Ingmar Olsen nimmt in Warschau an einer Konferenz zum Thema Atommüll teil, als ein ihm unbekannter Amerikaner auf ihn zukommt und beginnt, ihn über seine Jugendzeit in Norwegen auszufragen, über die er längst mehr zu wissen scheint. Kurz darauf erhält Ingmar einen Anruf von seinem Jugendfreund Jonatan, der sich nach fast 20 Jahren von einem Containerschiff meldet, um etwas zu besprechen, mit dem Ingmar vor Langem abgeschlossen hat.

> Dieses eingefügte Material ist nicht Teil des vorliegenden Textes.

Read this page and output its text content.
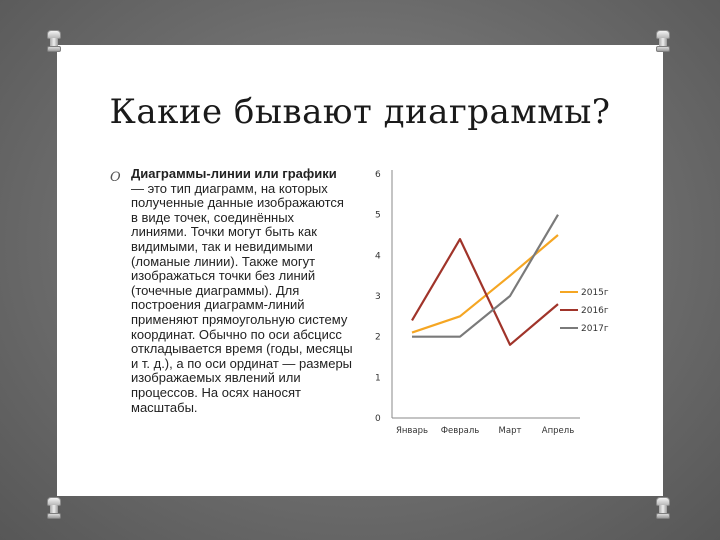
Какие бывают диаграммы?
O Диаграммы-линии или графики — это тип диаграмм, на которых полученные данные изображаются в виде точек, соединённых линиями. Точки могут быть как видимыми, так и невидимыми (ломаные линии). Также могут изображаться точки без линий (точечные диаграммы). Для построения диаграмм-линий применяют прямоугольную систему координат. Обычно по оси абсцисс откладывается время (годы, месяцы и т. д.), а по оси ординат — размеры изображаемых явлений или процессов. На осях наносят масштабы.
0
1
2
3
4
5
6
Январь Февраль Март Апрель
2015г
2016г
2017г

Der Freund und der Fremde bringen Ingmar dazu, über seine damalige Clique nachzudenken, was sie zusammenhielt und auseinandertrieb und mit deren einzigem weiblichen Mitglied Ebba Ingmar bis heute eine große Liebe verbindet.
Unter dem Pflaster liegt der Strand! ist ein ebenso großer wie überwältigender Roman über eine Art Stein, der einen in sieben Minuten die eigene Zukunft durchleben lässt und dabei, tja, keinen Stein auf dem anderen lässt.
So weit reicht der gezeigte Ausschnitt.